Written by Naoki Higashida, a very smart, very self-aware, and very charming thirteen-year-old boy with autism, it is a one-of-a-kind memoir that demonstrates how an autistic mind thinks, feels, perceives, and responds in ways few of us can imagine. Parents and family members who never thought they could get inside the head of their autistic loved one, at last, have a way to break through to the curious, subtle, and complex life within.
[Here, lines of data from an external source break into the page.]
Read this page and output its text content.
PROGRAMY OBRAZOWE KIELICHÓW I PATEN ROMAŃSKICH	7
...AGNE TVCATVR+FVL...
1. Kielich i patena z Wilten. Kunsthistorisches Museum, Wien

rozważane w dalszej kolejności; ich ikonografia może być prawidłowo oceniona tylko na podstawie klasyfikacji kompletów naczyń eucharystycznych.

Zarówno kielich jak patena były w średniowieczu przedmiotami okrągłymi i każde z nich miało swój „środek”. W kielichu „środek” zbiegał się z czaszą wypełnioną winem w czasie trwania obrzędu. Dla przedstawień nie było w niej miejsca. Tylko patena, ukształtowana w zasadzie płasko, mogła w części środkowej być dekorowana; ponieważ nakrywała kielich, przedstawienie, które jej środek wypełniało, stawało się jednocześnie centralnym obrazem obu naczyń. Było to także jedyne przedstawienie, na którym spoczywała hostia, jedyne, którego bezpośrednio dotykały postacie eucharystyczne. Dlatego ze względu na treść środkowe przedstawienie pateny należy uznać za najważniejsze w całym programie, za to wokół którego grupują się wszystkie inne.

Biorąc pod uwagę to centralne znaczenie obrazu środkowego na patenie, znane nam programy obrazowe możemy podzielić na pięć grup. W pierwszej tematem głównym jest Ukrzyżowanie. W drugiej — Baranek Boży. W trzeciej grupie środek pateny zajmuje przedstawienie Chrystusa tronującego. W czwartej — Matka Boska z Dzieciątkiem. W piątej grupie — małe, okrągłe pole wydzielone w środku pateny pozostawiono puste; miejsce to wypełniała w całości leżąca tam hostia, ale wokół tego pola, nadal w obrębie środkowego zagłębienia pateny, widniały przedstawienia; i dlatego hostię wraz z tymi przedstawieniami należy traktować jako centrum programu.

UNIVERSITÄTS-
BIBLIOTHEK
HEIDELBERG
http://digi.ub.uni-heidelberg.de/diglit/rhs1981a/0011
Using an alphabet grid to painstakingly construct words, sentences, and thoughts that he is unable to speak out loud, Naoki answers even the most delicate questions that people want to know. Questions such as: “Why do people with autism talk so loudly and weirdly?” “Why do you line up your toy cars and blocks?” “Why don’t you make eye contact when you’re talking?” and “What’s the reason you jump?” (Naoki’s answer: “When I’m jumping, it’s as if my feelings are going upward to the sky.”) With disarming honesty and a generous heart, Naoki shares his unique point of view on not only autism but life itself. His insights—into the mystery of words, the wonders of laughter, and the elusiveness of memory—are so startling, so strange, and so powerful that you will never look at the world the same way again.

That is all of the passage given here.